The present research fills this gap in three ways. First, we build a corpus derived from Chinese-language news—a domain rich enough to surface latent state narratives—then abstract each article into open-ended, reasoning-oriented questions in Simplified Chinese, Traditional Chinese, and English. Five transformation constraints strip away concrete names, dates, and places while preserving causal depth and ideological neutrality. Second, we probe six model–language pairs—DeepSeek-R1 (PRC-system) versus ChatGPT o3-mini-high (non-PRC) across the three languages—spanning eleven subject domains from geopolitics to technology. Answers are automatically rated for Chinese-state propaganda and anti-U.S. sentiment by a rubric-guided GPT-4o evaluator, then partially adjudicated by human annotator to quantify agreement and residual bias. 

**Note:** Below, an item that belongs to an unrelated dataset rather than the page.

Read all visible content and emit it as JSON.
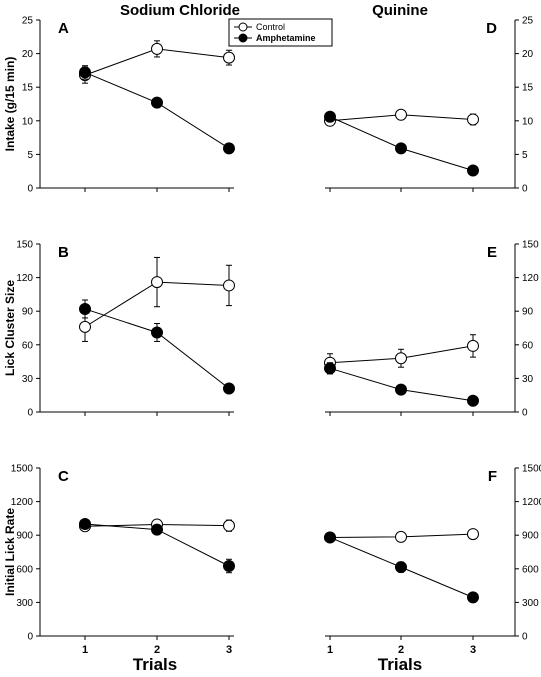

This design enables the first large-scale test of whether DeepSeek-R1 functions as an “invisible loudspeaker” for official PRC narratives when compared head-to-head with a non-PRC LLM. Our analysis pursues four questions:

  1. Model-level bias — Whether each model differs in the overall proportion of answers that embed Chinese-state propaganda cues or Anti-US framing.

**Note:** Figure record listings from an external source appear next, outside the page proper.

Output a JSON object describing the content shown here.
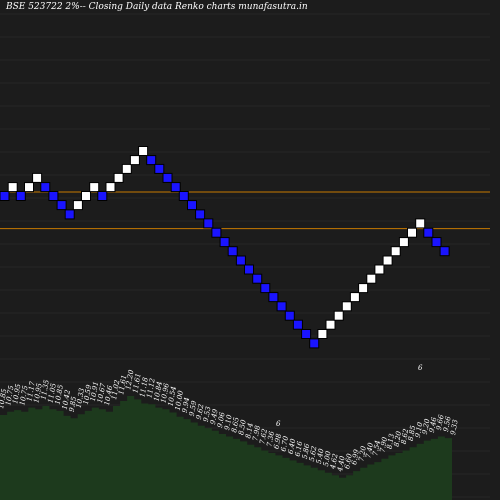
{
  "title": "BSE 523722  2%-- Closing Daily data Renko  charts munafasutra.in",
  "colors": {
    "background": "#000000",
    "panel": "#1c1c1c",
    "grid": "#262626",
    "up_brick": "#ffffff",
    "down_brick": "#1a14ff",
    "reference_line": "#c87a00",
    "area_fill": "#1d3a1d"
  },
  "chart_data": [
    {
      "type": "renko",
      "title": "",
      "bricks": [
        {
          "direction": "down",
          "value": 10.58
        },
        {
          "direction": "up",
          "value": 10.79
        },
        {
          "direction": "down",
          "value": 10.58
        },
        {
          "direction": "up",
          "value": 10.79
        },
        {
          "direction": "up",
          "value": 11.01
        },
        {
          "direction": "down",
          "value": 10.79
        },
        {
          "direction": "down",
          "value": 10.58
        },
        {
          "direction": "down",
          "value": 10.37
        },
        {
          "direction": "down",
          "value": 10.16
        },
        {
          "direction": "up",
          "value": 10.37
        },
        {
          "direction": "up",
          "value": 10.58
        },
        {
          "direction": "up",
          "value": 10.79
        },
        {
          "direction": "down",
          "value": 10.58
        },
        {
          "direction": "up",
          "value": 10.79
        },
        {
          "direction": "up",
          "value": 11.01
        },
        {
          "direction": "up",
          "value": 11.23
        },
        {
          "direction": "up",
          "value": 11.45
        },
        {
          "direction": "up",
          "value": 11.68
        },
        {
          "direction": "down",
          "value": 11.45
        },
        {
          "direction": "down",
          "value": 11.23
        },
        {
          "direction": "down",
          "value": 11.01
        },
        {
          "direction": "down",
          "value": 10.79
        },
        {
          "direction": "down",
          "value": 10.58
        },
        {
          "direction": "down",
          "value": 10.37
        },
        {
          "direction": "down",
          "value": 10.16
        },
        {
          "direction": "down",
          "value": 9.96
        },
        {
          "direction": "down",
          "value": 9.76
        },
        {
          "direction": "down",
          "value": 9.56
        },
        {
          "direction": "down",
          "value": 9.37
        },
        {
          "direction": "down",
          "value": 9.18
        },
        {
          "direction": "down",
          "value": 9.0
        },
        {
          "direction": "down",
          "value": 8.82
        },
        {
          "direction": "down",
          "value": 8.64
        },
        {
          "direction": "down",
          "value": 8.47
        },
        {
          "direction": "down",
          "value": 8.3
        },
        {
          "direction": "down",
          "value": 8.13
        },
        {
          "direction": "down",
          "value": 7.97
        },
        {
          "direction": "down",
          "value": 7.81
        },
        {
          "direction": "down",
          "value": 7.65
        },
        {
          "direction": "up",
          "value": 7.81
        },
        {
          "direction": "up",
          "value": 7.97
        },
        {
          "direction": "up",
          "value": 8.13
        },
        {
          "direction": "up",
          "value": 8.3
        },
        {
          "direction": "up",
          "value": 8.47
        },
        {
          "direction": "up",
          "value": 8.64
        },
        {
          "direction": "up",
          "value": 8.82
        },
        {
          "direction": "up",
          "value": 9.0
        },
        {
          "direction": "up",
          "value": 9.18
        },
        {
          "direction": "up",
          "value": 9.37
        },
        {
          "direction": "up",
          "value": 9.56
        },
        {
          "direction": "up",
          "value": 9.76
        },
        {
          "direction": "up",
          "value": 9.96
        },
        {
          "direction": "down",
          "value": 9.76
        },
        {
          "direction": "down",
          "value": 9.56
        },
        {
          "direction": "down",
          "value": 9.37
        }
      ],
      "reference_lines": [
        10.58,
        9.76
      ],
      "ylim": [
        7.3,
        12.5
      ],
      "area_labels": [
        "10.85",
        "10.75",
        "10.95",
        "10.75",
        "11.17",
        "10.95",
        "11.35",
        "11.05",
        "10.85",
        "10.42",
        "9.85",
        "10.33",
        "10.59",
        "10.91",
        "10.67",
        "10.46",
        "11.02",
        "11.61",
        "12.20",
        "11.61",
        "11.18",
        "11.12",
        "10.84",
        "10.96",
        "10.54",
        "10.00",
        "9.94",
        "9.59",
        "9.62",
        "9.53",
        "9.49",
        "9.06",
        "9.10",
        "8.65",
        "8.50",
        "8.14",
        "7.98",
        "7.62",
        "7.36",
        "6.98",
        "6.70",
        "6.40",
        "6.16",
        "5.86",
        "5.62",
        "5.40",
        "5.00",
        "4.62",
        "4.40",
        "6.60",
        "6.99",
        "7.20",
        "7.40",
        "7.54",
        "7.90",
        "8.13",
        "8.20",
        "8.62",
        "8.85",
        "9.10",
        "9.20",
        "9.46",
        "9.66",
        "9.56",
        "9.33"
      ],
      "area_values": [
        9.15,
        9.35,
        9.45,
        9.35,
        9.6,
        9.5,
        9.7,
        9.5,
        9.4,
        9.1,
        8.95,
        9.2,
        9.4,
        9.6,
        9.5,
        9.35,
        9.7,
        10.0,
        10.3,
        10.1,
        9.85,
        9.8,
        9.6,
        9.5,
        9.3,
        9.05,
        8.9,
        8.7,
        8.5,
        8.35,
        8.2,
        8.0,
        7.85,
        7.7,
        7.55,
        7.35,
        7.2,
        7.0,
        6.85,
        6.7,
        6.55,
        6.4,
        6.25,
        6.1,
        5.95,
        5.8,
        5.65,
        5.5,
        5.35,
        5.5,
        5.75,
        5.95,
        6.15,
        6.3,
        6.5,
        6.7,
        6.85,
        7.0,
        7.2,
        7.4,
        7.6,
        7.7,
        7.85,
        7.75,
        7.55
      ],
      "extra_labels": [
        "6",
        "6"
      ]
    }
  ]
}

  2. Within-model language effects — Whether, for any given model, those proportions vary systematically when the inputs are presented in Simplified Chinese, Traditional Chinese, or English.

  3. Cross-language amplification — Whether (and to what extent) the choice of input language amplifies or dampens each type of bias across the two models.

  4. Topical concentration — Whether certain subject domains disproportionately elicit propaganda or Anti-US sentiment within specific model–language pairs.

By directly contrasting a PRC-system model with a non-PRC counterpart, our study offers the first comprehensive, systematic portrait of how geopolitical alignment shapes LLM behaviour across languages and topics. The resulting dataset, evaluation pipeline, and risk assessment provide a foundation for researchers, developers, and regulators seeking not merely to catalogue bias, but to anticipate its real-world impact in multilingual information ecosystems.